Experience as a Compass: Multi-agent RAG with Evolving Orchestration and Agent Prompts
Summary: arXiv:2604.00901v1 Announce Type: new
Abstract: Multi-agent Retrieval-Augmented Generation (RAG), wherein each agent takes on a specific role, supports hard queries that require multiple steps and sources, or complex reasoning. Existing approaches, however, rely on static agent behaviors and fixed orchestration strategies, leading to brittle performance on diverse, multi-hop tasks.
Introduction
Recent advancements in artificial intelligence have highlighted the utility of multi-agent systems for tackling complex queries. However, traditional methods often fall short due to their reliance on static behaviors and fixed strategies. This article introduces HERA, a novel hierarchical framework designed to enhance the orchestration of multi-agent systems and improve agent-specific prompts.

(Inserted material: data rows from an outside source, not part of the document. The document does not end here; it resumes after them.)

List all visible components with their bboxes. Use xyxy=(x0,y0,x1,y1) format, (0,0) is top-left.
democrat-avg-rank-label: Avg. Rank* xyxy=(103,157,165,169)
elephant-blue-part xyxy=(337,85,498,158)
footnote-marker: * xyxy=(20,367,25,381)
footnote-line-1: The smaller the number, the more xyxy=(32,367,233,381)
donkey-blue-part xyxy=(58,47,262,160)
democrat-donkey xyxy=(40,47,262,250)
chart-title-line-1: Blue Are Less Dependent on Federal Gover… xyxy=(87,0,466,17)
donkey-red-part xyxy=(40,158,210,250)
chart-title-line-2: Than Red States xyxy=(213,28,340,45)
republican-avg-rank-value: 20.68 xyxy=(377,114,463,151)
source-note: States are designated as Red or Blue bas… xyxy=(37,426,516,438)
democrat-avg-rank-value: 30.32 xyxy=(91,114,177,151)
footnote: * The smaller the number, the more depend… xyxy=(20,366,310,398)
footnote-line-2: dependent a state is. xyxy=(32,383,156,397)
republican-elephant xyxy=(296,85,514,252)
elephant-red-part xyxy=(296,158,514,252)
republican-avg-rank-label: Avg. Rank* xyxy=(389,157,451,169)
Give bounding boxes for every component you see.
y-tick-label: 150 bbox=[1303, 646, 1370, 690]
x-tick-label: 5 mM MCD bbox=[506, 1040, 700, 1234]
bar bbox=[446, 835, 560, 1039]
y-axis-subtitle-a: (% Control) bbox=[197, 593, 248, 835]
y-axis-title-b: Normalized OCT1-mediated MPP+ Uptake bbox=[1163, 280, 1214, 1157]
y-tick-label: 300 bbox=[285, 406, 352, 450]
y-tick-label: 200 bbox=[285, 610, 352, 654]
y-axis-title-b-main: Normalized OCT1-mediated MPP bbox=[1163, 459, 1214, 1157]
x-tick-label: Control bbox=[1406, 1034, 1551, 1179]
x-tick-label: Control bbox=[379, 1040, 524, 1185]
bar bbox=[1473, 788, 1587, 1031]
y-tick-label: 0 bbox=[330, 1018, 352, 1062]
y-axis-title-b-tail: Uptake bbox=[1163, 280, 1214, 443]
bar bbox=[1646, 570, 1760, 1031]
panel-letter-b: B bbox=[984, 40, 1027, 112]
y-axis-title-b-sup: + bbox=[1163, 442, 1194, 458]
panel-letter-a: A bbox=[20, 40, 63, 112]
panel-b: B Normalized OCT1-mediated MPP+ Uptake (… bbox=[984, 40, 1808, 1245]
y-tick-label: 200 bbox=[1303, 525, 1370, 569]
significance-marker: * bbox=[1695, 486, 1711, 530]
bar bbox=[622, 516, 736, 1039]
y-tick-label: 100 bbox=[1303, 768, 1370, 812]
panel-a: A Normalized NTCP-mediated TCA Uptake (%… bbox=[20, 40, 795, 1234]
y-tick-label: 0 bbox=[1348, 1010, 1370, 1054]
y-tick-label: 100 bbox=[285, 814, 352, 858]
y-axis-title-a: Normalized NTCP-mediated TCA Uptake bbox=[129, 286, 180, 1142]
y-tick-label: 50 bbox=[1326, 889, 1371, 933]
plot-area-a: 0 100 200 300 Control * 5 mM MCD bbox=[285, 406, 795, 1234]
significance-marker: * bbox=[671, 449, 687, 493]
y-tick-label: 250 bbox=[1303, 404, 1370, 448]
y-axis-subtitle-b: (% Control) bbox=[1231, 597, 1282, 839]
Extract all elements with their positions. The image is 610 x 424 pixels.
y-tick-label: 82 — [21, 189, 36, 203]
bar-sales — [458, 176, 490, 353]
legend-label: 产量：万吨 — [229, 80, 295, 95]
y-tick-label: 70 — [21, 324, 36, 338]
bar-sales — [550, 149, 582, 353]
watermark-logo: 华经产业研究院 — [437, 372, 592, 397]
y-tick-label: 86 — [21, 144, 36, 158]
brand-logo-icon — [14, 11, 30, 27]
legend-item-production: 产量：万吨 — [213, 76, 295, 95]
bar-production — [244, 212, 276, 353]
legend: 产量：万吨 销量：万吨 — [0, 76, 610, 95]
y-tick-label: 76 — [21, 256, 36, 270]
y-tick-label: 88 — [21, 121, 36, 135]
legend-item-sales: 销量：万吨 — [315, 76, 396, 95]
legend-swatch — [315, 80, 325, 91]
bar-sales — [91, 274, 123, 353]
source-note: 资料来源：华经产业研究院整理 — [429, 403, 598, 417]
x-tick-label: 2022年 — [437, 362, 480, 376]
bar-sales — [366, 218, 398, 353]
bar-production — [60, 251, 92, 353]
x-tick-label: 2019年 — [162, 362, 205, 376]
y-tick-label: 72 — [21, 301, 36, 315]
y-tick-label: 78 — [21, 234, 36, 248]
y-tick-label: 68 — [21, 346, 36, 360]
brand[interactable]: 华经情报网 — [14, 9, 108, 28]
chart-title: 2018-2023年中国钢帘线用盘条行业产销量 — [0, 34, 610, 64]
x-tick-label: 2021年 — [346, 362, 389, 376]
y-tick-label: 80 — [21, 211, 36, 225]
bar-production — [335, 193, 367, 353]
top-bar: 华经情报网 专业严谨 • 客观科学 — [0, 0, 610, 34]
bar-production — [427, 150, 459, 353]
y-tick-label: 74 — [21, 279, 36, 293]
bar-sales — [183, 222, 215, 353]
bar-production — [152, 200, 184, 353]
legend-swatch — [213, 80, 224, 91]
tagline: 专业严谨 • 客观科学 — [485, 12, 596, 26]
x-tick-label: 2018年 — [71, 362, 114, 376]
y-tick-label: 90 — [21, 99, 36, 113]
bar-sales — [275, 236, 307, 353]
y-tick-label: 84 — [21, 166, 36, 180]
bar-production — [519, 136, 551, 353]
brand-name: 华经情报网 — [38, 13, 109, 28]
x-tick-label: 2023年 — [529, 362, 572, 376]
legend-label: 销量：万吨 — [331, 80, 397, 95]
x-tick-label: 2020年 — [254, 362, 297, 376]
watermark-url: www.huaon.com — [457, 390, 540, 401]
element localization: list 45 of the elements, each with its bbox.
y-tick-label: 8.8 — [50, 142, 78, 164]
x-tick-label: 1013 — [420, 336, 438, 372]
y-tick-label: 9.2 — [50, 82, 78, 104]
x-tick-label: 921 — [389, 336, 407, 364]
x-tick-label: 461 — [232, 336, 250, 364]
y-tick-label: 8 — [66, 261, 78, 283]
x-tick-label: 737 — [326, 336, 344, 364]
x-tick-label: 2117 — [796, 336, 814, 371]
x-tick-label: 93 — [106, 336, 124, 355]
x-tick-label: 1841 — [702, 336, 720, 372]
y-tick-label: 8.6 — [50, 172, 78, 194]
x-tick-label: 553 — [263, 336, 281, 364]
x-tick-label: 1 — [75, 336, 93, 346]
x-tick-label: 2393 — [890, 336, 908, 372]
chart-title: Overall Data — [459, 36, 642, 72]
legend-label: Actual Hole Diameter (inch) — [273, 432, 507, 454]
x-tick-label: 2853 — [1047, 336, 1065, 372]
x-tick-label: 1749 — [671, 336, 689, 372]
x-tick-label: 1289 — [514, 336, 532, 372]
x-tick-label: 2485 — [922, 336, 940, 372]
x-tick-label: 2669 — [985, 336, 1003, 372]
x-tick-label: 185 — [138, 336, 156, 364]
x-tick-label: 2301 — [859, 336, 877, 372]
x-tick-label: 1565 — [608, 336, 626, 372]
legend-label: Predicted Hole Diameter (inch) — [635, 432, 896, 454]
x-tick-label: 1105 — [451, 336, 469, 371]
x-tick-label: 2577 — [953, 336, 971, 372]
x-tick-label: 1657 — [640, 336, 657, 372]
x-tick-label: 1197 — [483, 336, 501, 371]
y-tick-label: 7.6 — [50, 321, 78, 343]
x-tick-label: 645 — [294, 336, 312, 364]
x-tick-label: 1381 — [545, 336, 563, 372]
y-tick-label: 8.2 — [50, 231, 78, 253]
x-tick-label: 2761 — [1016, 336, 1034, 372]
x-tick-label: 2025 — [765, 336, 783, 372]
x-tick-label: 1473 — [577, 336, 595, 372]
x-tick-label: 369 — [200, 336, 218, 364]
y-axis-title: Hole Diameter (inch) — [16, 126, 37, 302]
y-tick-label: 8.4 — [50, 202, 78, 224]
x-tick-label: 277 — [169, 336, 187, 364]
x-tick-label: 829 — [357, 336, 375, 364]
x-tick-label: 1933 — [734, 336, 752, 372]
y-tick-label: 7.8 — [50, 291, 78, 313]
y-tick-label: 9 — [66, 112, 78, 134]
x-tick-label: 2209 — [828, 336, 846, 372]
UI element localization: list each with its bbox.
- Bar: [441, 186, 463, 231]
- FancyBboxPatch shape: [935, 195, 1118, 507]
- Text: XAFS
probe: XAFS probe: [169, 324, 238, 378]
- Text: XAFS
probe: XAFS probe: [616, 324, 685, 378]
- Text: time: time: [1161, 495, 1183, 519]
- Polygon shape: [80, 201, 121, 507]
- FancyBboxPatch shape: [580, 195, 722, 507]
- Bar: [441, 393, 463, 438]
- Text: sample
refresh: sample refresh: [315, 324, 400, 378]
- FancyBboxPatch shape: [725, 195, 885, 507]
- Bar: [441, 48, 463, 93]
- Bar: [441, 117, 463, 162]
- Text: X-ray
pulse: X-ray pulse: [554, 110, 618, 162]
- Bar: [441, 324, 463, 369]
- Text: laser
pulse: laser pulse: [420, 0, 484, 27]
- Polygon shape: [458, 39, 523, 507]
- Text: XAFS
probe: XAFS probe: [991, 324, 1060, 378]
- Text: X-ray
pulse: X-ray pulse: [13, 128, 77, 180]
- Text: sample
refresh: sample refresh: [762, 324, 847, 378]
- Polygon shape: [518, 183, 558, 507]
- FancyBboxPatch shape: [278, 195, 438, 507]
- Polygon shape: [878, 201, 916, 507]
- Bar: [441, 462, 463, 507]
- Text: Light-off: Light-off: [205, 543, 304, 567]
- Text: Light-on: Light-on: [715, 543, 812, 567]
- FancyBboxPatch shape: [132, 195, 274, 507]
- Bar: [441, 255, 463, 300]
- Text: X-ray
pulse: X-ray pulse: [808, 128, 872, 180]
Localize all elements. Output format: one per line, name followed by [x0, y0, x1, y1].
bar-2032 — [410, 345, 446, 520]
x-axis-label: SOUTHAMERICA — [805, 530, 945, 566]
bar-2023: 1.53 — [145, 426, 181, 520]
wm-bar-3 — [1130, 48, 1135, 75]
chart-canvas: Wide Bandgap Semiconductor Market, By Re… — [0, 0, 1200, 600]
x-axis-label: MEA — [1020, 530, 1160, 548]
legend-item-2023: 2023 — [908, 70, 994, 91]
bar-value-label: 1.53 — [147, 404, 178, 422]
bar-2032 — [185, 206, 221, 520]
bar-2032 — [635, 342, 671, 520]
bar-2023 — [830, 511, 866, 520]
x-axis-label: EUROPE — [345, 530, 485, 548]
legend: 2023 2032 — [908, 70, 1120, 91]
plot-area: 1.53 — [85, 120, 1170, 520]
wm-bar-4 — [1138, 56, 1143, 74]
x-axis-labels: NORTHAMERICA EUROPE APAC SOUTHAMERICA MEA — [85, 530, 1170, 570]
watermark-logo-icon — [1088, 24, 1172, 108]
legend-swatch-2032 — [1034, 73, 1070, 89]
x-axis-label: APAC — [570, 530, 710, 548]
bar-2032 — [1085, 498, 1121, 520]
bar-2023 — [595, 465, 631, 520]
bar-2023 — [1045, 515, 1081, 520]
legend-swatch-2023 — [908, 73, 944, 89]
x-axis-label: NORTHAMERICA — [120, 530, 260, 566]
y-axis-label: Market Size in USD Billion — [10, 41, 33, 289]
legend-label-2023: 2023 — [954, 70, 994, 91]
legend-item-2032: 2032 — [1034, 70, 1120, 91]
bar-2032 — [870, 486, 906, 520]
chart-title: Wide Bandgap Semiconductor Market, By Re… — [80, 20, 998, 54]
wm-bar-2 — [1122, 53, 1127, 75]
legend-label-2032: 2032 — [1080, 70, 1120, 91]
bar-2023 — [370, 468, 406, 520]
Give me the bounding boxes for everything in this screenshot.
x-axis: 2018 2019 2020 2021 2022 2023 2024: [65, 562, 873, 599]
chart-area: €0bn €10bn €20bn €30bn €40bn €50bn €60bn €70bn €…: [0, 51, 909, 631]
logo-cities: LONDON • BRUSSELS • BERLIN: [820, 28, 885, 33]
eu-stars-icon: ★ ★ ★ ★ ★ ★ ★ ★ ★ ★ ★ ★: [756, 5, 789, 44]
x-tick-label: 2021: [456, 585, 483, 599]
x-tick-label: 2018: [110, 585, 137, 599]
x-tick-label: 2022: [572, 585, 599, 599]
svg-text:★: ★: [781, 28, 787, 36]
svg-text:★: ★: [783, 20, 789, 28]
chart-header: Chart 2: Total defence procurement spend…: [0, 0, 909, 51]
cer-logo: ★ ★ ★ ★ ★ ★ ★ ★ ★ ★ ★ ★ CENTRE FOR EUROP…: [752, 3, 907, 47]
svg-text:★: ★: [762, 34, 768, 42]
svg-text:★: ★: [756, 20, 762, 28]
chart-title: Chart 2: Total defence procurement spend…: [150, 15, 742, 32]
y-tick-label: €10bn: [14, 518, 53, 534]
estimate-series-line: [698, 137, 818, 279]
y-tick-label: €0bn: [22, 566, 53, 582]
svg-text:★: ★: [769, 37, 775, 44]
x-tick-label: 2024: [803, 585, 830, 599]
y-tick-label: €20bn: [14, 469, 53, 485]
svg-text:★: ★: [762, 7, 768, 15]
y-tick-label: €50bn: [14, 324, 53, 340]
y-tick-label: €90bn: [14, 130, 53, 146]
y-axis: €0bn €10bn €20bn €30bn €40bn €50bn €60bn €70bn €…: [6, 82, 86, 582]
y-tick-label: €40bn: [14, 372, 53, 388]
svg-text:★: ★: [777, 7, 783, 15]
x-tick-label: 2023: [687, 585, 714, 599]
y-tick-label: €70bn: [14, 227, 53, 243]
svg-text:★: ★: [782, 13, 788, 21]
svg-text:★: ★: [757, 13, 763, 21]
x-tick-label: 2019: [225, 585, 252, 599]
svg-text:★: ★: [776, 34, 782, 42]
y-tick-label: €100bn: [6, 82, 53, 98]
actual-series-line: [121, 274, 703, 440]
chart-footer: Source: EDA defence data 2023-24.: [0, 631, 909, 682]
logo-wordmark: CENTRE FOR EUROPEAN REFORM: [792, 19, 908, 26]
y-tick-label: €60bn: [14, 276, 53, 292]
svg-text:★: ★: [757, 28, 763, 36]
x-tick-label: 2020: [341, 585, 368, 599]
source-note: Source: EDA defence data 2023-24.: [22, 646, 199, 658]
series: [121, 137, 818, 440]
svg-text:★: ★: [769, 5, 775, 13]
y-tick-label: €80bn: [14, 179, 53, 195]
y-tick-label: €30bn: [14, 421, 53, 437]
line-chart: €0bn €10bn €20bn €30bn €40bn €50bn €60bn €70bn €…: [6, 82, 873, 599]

Challenges in Current Multi-agent RAG Systems
Existing multi-agent systems face several limitations that hinder their performance in dynamic environments:
- Static Agent Behaviors: Agents often operate under predefined roles without the ability to adapt to changing contexts.
- Fixed Orchestration Strategies: Current systems typically employ rigid coordination strategies that do not account for the complexities of multi-hop tasks.
The HERA Framework
HERA addresses these limitations by introducing two innovative mechanisms:
- Adaptive Orchestration Mechanism: At the global level, HERA optimizes agent topologies based on specific queries through reward-guided sampling and experience accumulation. This allows for a more flexible and responsive system capable of handling diverse tasks.
- Role-Aware Prompt Evolution: HERA refines agent behaviors by utilizing credit assignment and adapting along dual axes—operational and behavioral principles. This targeted approach promotes role-specific improvements, enhancing overall system performance.
Performance and Results
HERA has been evaluated on six knowledge-intensive benchmarks, demonstrating significant advancements over existing baselines:
- Average improvement of 38.69% in performance metrics.
- Maintains robust generalization across varied tasks.
- Demonstrates token efficiency, allowing for better resource utilization.
Emergent Self-Organization
One of the key findings from the HERA framework is the emergence of self-organizing structures within multi-agent networks. Through sparse exploration, the system has been able to develop compact, high-utility networks that facilitate:
- Efficient Coordination: Agents work more cohesively, leading to improved task execution.
- Robust Reasoning: Enhanced reasoning capabilities allow for better handling of complex queries.
Conclusion
The HERA framework represents a significant advancement in the field of multi-agent systems, addressing critical limitations of previous approaches. By fostering adaptive orchestration and role-specific behavior evolution, HERA not only enhances multi-agent collaboration but also sets the stage for future research in dynamic, knowledge-intensive environments.